Nor has anyone yet been held accountable for several large-scale killings by government security forces -- or the slaying of at least 27 people in the town of St. Marc in February 2004 that occurred as the Aristide government drew to its inevitable denouement .

Frustratingly for the people of Haiti, far from being supported in their calls for justice, the abuses they have experienced have more often than not become a political football among international actors.

During the height of the excesses of Duvalier fils, Ron Brown, then acting as deputy chairman of the Democratic National Committee and later serving as Bill Clinton's secretary of Commerce, lobbied the U.S. Congress on behalf of the dictator, pocketing more than half a million dollars for his efforts.

In the present day, a U.S.-based organization called the Institute for Justice and Democracy in Haiti, linked at the hip with Aristide's U.S. attorney, Ira Kurzban, has worked to discredit the calls for justice of the survivors of the massacre in St. Marc. Kurzban's law firm made millions representing the Aristide government.

Like Duvalier before him, Aristide continues to enjoy a gilded exile, this time in South Africa, where his comfortable lifestyle is bankrolled by South African taxpayers.

And now Duvalier, one of Haiti's waking nightmares, is back in his native land. Will he face justice? What will that justice look like in a place where recently political actors saw fit to rig an election amidst the ruins of a country that has yet to even begin to recover from last year's apocalyptic tremor?

The aforementioned great writers of Haiti no doubt find it all bitterly symbolic.

Out of the ruins of the Duvalier torture prison, Fort Dimanche, now abandoned, grew a slum. Its residents called it Village Demokrasi.

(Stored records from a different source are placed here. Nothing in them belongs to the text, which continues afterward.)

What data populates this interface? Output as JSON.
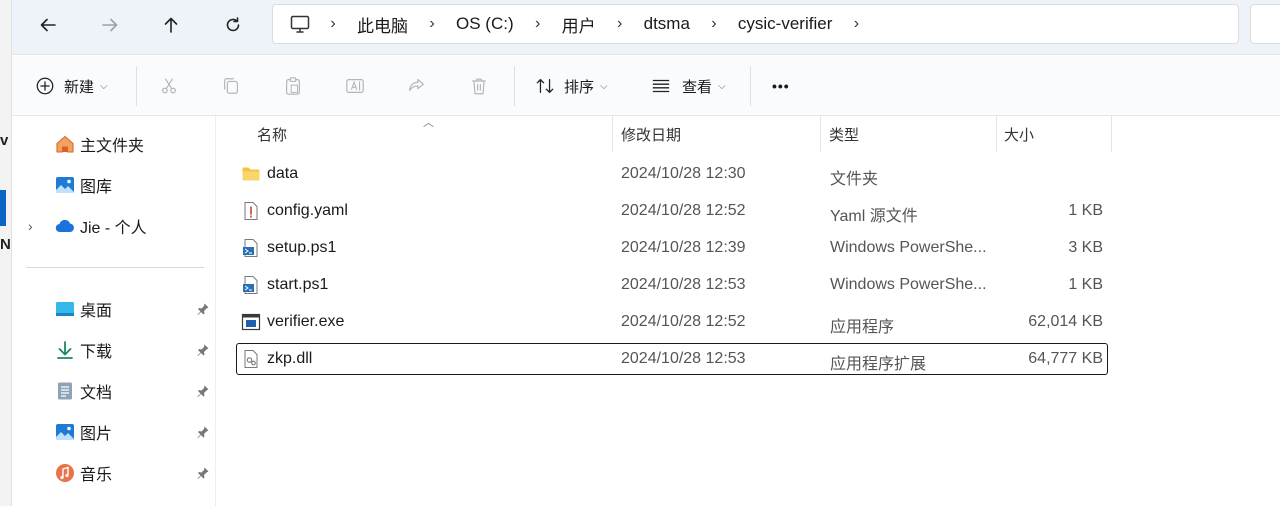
{
  "address_bar": {
    "breadcrumbs": [
      "此电脑",
      "OS (C:)",
      "用户",
      "dtsma",
      "cysic-verifier"
    ]
  },
  "toolbar": {
    "new_label": "新建",
    "sort_label": "排序",
    "view_label": "查看",
    "more_label": "•••"
  },
  "sidebar": {
    "items": [
      {
        "label": "主文件夹",
        "icon": "home-icon"
      },
      {
        "label": "图库",
        "icon": "gallery-icon"
      },
      {
        "label": "Jie - 个人",
        "icon": "cloud-icon"
      },
      {
        "label": "桌面",
        "icon": "desktop-icon",
        "pinned": true
      },
      {
        "label": "下载",
        "icon": "download-icon",
        "pinned": true
      },
      {
        "label": "文档",
        "icon": "documents-icon",
        "pinned": true
      },
      {
        "label": "图片",
        "icon": "pictures-icon",
        "pinned": true
      },
      {
        "label": "音乐",
        "icon": "music-icon",
        "pinned": true
      }
    ]
  },
  "file_list": {
    "columns": [
      "名称",
      "修改日期",
      "类型",
      "大小"
    ],
    "rows": [
      {
        "name": "data",
        "modified": "2024/10/28 12:30",
        "type": "文件夹",
        "size": "",
        "icon": "folder-icon"
      },
      {
        "name": "config.yaml",
        "modified": "2024/10/28 12:52",
        "type": "Yaml 源文件",
        "size": "1 KB",
        "icon": "yaml-file-icon"
      },
      {
        "name": "setup.ps1",
        "modified": "2024/10/28 12:39",
        "type": "Windows PowerShe...",
        "size": "3 KB",
        "icon": "powershell-file-icon"
      },
      {
        "name": "start.ps1",
        "modified": "2024/10/28 12:53",
        "type": "Windows PowerShe...",
        "size": "1 KB",
        "icon": "powershell-file-icon"
      },
      {
        "name": "verifier.exe",
        "modified": "2024/10/28 12:52",
        "type": "应用程序",
        "size": "62,014 KB",
        "icon": "exe-file-icon"
      },
      {
        "name": "zkp.dll",
        "modified": "2024/10/28 12:53",
        "type": "应用程序扩展",
        "size": "64,777 KB",
        "icon": "dll-file-icon",
        "focused": true
      }
    ]
  },
  "colors": {
    "accent": "#0a64c4",
    "folder": "#f6c342",
    "address_bg": "#eef3f9"
  }
}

Democracy Village.

It is here where, as Duvalier returns from 25 years of exile and Haiti marks as many years of the international community's questionable ministrations, that residents try to stave off hunger pangs with cakes made out of clay and seasoned with cubes of chicken or beef bouillon.

There is symbolism in that, too.

Monday, January 10, 2011

Douze janvier

As we approach a day when I am sure every do-gooder, opportunist, crank, cynic and other assorted character will be weighing in with verbose and sanctimonious tomes on this melancholy anniversary, I just wanted to keep things brief.

Haitians, to the many of you that toil everyday for the necessities of life with so little reward to show for your efforts, I'm sorry.

I'm sorry that you have been dealt such a cruel hand by nature and fate, and I am sorry that your own leaders and ours have failed you so miserably time and time again. Thank you for the kindnesses, small and large, that you have shown me during the long time I have spent traversing your city lanes and your country roads. I really do hope, to the bottom of my soul, that 2011 is a bit kinder to you, and I will do my best to contribute what I can.